I have been asked this a bit lately so thought I would try and answer this question. The first thing you have to remember is that Space is big and mostly empty.

The asteroids of the inner Solar System and Jupiter: The belt is located between the orbits of Jupiter and Mars.

The asteroid belt is a doughnut-shaped ring which lies between the orbits of Mars and Jupiter.It is where most of the asteroids in our Solar System are found. They also orbit the Sun. It mist likely contains millions of asteroids.

Asteroids are rocky-metallic objects which range in size from about the size of pebbles to ~1,000 km across. Although they orbit the Sun, they are too small to be considered planets. Asteroids are thought to be leftover material from the formation of our Solar System. The largest asteroid is called Ceres. It is about one-quarter the size of our moon. It is a dwarf planet.

About half the mass of the belt is contained in the four largest asteroids: Ceres, Vesta, Pallas, and Hygiea. The total mass of the asteroid belt is approximately 3% that of the Moon.

Although most asteroids are found in the Asteroid Belt, astronomers have also identified a group of asteroids whose orbits cross Earth’s orbit. These are known as Near Earth Asteroids. Several hundred thousand asteroids are known to exist in our Solar System, and many are yet to be discovered. Most of the undiscovered asteroids are the smaller ones (less than 100 km across) which are more difficult to detect. It is estimated that there are over a million of these smaller asteroids.

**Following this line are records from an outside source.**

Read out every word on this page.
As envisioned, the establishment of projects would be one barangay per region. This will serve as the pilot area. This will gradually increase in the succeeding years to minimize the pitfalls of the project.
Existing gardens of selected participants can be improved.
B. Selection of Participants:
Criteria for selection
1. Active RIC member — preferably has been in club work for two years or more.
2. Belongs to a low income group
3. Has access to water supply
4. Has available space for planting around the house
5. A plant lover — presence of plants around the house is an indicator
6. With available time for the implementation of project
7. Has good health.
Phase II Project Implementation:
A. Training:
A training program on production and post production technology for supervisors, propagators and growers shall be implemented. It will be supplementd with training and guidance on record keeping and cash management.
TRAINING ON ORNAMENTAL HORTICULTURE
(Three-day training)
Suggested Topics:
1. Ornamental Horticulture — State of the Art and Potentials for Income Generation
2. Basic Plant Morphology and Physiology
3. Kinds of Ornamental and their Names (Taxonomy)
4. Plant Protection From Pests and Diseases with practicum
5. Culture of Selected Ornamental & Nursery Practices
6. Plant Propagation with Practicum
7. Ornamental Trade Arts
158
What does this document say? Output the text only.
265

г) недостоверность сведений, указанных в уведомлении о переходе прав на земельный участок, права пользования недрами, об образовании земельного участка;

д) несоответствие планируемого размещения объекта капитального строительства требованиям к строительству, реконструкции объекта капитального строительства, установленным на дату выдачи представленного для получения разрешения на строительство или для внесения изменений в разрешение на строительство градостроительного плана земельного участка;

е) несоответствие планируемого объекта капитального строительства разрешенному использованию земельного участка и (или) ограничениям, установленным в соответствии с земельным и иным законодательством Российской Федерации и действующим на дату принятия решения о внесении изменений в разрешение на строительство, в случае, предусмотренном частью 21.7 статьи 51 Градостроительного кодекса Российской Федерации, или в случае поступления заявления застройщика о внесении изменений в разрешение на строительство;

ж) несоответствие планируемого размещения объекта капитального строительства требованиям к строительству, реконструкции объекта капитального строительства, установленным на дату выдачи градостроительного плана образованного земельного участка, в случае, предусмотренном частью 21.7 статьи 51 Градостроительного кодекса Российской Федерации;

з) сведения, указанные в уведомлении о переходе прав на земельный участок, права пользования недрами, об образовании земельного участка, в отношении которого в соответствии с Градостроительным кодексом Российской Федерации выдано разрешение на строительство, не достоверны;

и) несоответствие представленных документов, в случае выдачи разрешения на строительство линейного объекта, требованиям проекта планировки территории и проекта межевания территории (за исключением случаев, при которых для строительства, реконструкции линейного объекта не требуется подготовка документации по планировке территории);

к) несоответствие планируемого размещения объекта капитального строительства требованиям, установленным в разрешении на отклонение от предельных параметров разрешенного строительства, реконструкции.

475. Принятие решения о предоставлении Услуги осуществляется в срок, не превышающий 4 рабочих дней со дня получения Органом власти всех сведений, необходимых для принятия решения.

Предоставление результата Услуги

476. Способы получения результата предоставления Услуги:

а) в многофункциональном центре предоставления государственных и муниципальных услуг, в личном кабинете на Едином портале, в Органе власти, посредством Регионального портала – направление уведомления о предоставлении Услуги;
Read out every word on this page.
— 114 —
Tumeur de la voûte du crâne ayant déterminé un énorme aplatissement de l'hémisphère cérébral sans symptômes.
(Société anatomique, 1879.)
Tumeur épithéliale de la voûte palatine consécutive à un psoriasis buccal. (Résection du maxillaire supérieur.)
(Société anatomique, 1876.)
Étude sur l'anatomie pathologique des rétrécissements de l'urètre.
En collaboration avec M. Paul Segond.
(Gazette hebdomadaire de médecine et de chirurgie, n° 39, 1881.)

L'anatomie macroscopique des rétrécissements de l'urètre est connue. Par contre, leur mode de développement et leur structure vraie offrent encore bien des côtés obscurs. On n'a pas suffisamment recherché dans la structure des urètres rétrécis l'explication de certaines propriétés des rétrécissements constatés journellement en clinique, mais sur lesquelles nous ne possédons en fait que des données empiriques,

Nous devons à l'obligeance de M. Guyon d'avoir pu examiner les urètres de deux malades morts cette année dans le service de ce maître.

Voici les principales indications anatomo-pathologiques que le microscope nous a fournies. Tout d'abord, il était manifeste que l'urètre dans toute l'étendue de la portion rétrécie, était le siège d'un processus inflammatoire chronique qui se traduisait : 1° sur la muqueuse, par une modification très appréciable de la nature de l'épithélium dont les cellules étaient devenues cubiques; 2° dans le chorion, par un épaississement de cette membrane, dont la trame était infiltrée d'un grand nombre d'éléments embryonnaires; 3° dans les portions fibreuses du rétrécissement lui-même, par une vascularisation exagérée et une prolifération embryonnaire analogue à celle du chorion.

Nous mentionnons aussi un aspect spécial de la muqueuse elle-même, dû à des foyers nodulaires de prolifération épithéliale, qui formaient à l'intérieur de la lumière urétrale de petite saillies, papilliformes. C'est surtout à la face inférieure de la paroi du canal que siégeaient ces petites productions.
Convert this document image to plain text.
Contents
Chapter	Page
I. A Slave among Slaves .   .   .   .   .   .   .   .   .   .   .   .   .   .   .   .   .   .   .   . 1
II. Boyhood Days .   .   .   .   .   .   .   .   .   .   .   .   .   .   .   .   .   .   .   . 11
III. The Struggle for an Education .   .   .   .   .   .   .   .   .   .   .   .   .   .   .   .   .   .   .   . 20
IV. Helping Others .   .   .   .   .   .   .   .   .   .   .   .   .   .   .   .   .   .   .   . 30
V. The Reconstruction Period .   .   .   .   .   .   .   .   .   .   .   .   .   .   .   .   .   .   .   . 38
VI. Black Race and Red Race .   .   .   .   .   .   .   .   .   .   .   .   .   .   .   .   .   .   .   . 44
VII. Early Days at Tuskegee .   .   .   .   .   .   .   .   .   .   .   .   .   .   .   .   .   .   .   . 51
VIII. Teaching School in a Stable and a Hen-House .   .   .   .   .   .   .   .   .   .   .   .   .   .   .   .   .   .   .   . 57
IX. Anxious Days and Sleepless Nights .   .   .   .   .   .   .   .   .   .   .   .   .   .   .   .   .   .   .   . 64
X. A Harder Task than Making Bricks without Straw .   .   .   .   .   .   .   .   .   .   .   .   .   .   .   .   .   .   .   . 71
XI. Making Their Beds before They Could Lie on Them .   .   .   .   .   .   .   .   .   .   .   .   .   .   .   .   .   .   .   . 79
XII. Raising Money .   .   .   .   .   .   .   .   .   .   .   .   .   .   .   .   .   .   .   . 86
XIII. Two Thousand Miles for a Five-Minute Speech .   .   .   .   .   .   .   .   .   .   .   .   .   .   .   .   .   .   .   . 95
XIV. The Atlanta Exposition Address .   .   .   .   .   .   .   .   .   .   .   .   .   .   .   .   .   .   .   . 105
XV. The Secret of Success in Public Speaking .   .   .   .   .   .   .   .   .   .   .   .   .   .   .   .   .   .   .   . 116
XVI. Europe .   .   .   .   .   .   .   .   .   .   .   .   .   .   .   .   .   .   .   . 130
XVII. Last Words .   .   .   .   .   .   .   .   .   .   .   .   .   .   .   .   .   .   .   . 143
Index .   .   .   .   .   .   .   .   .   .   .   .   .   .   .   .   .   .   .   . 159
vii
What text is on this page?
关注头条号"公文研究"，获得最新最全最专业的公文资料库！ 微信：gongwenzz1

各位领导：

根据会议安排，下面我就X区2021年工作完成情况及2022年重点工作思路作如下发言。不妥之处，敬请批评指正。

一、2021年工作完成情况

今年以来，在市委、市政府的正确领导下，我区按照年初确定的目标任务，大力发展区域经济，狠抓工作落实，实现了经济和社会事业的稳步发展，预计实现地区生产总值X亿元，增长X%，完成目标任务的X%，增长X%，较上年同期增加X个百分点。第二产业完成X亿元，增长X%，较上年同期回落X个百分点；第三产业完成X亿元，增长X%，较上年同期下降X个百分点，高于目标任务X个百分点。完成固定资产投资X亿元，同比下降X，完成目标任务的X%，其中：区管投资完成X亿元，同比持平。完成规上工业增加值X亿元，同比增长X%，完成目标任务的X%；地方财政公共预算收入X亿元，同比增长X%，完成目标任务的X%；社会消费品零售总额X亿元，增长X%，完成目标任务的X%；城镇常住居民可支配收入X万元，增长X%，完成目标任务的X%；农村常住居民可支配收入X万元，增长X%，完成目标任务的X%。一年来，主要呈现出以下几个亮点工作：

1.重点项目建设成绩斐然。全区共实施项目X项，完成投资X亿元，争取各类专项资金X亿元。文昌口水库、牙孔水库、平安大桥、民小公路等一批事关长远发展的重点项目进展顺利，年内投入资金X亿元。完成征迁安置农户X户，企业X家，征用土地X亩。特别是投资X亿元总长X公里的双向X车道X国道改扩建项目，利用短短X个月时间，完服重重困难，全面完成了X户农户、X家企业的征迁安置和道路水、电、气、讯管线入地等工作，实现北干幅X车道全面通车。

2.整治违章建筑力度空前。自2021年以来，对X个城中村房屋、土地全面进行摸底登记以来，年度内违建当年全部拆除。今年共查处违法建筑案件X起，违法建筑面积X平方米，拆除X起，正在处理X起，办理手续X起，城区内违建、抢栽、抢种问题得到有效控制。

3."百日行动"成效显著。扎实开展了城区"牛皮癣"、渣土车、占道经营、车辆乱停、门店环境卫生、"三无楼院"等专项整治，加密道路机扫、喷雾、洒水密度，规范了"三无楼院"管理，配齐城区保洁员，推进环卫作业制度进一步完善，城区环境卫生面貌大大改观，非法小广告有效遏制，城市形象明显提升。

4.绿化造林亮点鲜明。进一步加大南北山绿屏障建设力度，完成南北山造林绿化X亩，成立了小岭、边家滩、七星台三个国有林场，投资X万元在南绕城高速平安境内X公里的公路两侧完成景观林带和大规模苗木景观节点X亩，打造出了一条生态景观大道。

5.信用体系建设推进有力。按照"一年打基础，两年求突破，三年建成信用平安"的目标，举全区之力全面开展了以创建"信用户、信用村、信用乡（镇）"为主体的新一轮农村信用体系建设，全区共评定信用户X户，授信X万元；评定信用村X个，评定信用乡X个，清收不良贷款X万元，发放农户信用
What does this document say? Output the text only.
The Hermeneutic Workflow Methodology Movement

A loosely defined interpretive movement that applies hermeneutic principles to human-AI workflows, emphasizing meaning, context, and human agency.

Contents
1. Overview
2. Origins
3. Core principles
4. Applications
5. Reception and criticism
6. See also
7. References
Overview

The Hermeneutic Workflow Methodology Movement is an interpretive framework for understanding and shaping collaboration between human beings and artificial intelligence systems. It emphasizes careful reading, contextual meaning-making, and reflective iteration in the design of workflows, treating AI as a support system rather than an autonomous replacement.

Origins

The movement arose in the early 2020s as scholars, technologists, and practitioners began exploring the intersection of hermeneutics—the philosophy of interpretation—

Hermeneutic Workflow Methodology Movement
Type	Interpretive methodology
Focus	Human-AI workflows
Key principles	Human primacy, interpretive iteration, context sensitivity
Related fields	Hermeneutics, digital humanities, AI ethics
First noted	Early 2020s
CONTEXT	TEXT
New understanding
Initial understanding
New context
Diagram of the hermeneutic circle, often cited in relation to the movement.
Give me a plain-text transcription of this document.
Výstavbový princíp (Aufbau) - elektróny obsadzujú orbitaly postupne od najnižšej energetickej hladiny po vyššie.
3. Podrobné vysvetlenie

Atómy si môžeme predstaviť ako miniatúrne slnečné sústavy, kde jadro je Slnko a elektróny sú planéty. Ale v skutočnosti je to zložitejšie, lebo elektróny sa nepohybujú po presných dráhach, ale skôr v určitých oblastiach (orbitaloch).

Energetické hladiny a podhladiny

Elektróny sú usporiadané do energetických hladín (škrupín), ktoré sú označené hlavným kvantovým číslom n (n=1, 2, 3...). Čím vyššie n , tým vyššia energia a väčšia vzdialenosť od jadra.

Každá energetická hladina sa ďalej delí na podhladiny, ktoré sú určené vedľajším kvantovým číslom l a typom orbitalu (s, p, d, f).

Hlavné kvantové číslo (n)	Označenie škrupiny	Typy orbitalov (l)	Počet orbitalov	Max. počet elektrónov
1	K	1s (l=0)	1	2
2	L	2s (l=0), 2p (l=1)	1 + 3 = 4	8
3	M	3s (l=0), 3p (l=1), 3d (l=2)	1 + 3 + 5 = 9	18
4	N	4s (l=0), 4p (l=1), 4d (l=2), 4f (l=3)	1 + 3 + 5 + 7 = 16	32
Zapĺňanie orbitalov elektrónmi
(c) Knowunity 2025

NASA estimates the natural collision rate between two asteroids in the asteroid belt to be once every ten million years. Therefore, assuming a space probe moves at speeds comparable to an asteroid and is around the size of an asteroid, a space probe would not hit an asteroid in the main asteroid belt for ten million years, even if flying around blindly. Space is so big and so empty of rocks on average that unless a space probe intentionally aims towards an asteroid or a planet, it will miss.